Remember the Wood Review? Of course you do. It’s not quite faded from our collective memories yet but perhaps part of its purpose has already been quietly covered over for the sake of saving a few quid.

On who pays for the new regulator, Wood said “industry understandably feels Government should pay at least some proportion of the costs” although Wood also said he believes industry will have to pay.

I don’t understand why he would have said such a thing unless he’d been told in advance that Government wouldn’t pay which it’s now said it won’t.

Let’s be honest. The implications of Government not coughing up a proportion of the costs are both telling and quite far reaching.

First and foremost, it goes against the whole spirit of one of the Wood Review’s main aims which was to establish a “tripartite” approach to regulation, stewardship or whatever you like to call it involving the Regulator, Industry and the Treasury.

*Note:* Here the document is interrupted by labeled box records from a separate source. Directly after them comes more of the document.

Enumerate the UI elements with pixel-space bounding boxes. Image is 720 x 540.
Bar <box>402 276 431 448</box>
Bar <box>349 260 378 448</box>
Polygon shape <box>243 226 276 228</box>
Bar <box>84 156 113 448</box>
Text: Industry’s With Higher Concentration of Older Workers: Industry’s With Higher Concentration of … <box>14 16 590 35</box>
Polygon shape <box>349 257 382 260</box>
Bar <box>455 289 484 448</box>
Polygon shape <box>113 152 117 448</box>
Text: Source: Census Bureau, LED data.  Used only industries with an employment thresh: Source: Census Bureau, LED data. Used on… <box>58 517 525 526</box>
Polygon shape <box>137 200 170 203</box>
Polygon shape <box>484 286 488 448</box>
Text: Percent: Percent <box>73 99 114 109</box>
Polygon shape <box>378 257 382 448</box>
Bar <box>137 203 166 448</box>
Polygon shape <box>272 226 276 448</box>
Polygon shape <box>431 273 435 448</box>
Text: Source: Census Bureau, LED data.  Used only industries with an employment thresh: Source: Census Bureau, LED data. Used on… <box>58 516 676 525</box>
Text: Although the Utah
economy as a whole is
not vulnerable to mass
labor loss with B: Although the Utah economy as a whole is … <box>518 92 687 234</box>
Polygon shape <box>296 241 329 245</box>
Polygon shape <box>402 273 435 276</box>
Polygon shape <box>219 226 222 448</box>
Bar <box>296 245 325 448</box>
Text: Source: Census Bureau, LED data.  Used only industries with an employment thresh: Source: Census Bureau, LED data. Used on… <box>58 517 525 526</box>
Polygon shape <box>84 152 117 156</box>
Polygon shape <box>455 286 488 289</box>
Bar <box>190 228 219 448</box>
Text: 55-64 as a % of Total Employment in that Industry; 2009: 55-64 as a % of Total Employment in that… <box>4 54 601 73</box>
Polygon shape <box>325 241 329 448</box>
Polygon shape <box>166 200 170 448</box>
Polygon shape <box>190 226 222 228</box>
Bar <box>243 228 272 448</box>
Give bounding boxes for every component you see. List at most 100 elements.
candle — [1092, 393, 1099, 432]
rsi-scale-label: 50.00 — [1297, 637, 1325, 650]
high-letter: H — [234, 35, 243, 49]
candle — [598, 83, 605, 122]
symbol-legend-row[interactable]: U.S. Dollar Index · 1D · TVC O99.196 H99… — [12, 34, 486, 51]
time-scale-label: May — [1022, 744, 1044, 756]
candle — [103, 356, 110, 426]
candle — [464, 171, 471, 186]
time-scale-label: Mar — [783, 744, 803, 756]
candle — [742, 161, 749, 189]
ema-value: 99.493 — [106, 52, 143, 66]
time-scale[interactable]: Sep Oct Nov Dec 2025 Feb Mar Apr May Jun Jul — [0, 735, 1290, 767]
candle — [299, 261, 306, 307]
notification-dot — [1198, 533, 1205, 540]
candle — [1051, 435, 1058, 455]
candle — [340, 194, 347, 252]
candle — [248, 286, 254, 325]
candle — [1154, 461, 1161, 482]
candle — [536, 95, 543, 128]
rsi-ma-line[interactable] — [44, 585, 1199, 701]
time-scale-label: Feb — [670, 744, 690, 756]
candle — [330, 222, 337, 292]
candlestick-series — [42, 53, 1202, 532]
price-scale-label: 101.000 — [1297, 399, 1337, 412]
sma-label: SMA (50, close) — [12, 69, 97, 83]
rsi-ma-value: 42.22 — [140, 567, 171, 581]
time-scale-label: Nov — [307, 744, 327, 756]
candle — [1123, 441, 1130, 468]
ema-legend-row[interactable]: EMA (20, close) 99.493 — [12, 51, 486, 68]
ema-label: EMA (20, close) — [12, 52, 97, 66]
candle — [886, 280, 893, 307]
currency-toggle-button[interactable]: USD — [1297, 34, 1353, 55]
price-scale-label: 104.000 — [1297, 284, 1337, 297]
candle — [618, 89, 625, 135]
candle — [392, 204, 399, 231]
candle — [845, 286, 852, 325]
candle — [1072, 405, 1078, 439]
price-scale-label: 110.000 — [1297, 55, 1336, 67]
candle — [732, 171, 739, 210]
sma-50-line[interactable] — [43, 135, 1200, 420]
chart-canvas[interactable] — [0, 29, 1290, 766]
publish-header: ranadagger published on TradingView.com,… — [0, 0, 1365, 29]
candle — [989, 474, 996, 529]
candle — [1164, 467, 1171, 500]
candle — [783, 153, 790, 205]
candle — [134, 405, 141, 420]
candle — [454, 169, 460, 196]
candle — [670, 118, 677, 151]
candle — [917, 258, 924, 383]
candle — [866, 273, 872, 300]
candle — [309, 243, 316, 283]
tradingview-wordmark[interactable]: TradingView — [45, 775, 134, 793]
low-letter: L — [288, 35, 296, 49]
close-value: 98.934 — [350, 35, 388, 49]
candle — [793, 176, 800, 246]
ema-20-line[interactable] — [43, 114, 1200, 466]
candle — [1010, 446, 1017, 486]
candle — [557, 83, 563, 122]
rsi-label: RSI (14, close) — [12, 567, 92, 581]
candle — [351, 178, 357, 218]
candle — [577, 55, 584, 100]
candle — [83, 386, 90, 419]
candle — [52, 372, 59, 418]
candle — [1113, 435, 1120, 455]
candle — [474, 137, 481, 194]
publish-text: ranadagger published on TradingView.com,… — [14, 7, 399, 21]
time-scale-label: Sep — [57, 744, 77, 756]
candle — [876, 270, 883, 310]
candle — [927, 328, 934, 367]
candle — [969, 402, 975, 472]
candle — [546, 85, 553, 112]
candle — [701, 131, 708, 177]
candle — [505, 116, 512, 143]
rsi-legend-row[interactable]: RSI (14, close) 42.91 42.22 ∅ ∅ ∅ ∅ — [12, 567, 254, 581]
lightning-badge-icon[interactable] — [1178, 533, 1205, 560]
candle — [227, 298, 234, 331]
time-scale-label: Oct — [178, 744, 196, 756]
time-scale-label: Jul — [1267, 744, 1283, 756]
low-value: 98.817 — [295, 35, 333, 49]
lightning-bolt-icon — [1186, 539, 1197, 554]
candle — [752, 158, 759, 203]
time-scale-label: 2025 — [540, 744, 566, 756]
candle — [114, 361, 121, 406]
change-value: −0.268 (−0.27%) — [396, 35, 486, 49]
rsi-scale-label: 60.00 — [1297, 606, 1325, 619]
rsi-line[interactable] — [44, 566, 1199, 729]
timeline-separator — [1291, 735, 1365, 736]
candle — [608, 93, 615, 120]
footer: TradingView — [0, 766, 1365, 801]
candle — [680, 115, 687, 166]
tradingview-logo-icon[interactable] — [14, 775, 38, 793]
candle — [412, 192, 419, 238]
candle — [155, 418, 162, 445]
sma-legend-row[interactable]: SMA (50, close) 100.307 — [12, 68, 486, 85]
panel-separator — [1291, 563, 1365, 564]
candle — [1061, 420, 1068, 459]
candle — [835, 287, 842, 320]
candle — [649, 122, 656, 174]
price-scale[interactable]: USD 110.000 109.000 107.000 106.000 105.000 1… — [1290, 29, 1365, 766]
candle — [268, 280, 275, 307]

The idea being that all three should work together to achieve the best outcome they can for the country and to try to avoid – for example – badly thought through tax changes such as George Osborne’s 2011 fiasco and his more recent decision to mess with the bare boat charter tax arrangements.

Sadly though, it would appear the Treasury has decided it doesn’t need any advice from industry or the Regulator. Or has it?

Could it be that this is just another example of the Treasury doing what it does best and cutting costs at DECC – which is already considerably undermanned and finding difficulty in carrying out its role – and to heck with the consequences?

This is a strong possibility because a recent story in the media suggests Government is looking at cutting up to a further one million jobs from the public sector following the next general election.

The strange thing about this particular cost-cutting measure though is that without the Government behind it the new Regulator’s ability to do the very job he or she needs to do to help the economy is significantly weakened.

What’s more, in the great scheme of things the money involved is peanuts. So why on earth is the Treasury playing hard ball?

Is this just another piece of economic camouflage trying to hide the fact that the country is well and truly bust or is it just another example of political ideology displacing commonsense?

What really astonishes me though is that Ed Davey – the Energy Secretary – has actually taken it upon himself to find a chief executive to run the new Regulator which, by the way, is going to be called the Oil and Gas Authority.

His or her job will begin with the delivery of an initial strategy which will be developed in collaboration with DECC and the Treasury. Let’s hope this process results in the right appointment and not just one of the usual suspects. There are a few people who have become available recently whom I would dread seeing in such an important job.

However, it seems very strange that while refusing to fund the organisation itself the Government is taking such an interest in who will run it.

I’m told DECC is paying for this exercise and the appointment will probably be made by the Civil Service Commissioners and endorsed by the Secretary of State.

I think it safe to assume then that they’re looking to appoint someone who will do as they’re told and can be relied on to support the Government’s point of view.

It also means surely that if the Government hires him or her, then only the Government can fire them even though it’s industry that will be paying the £200k-plus salary.

Frankly, I think the industry should be objecting strongly to this whole process but would there be any point given the state of the public finances? Probably not.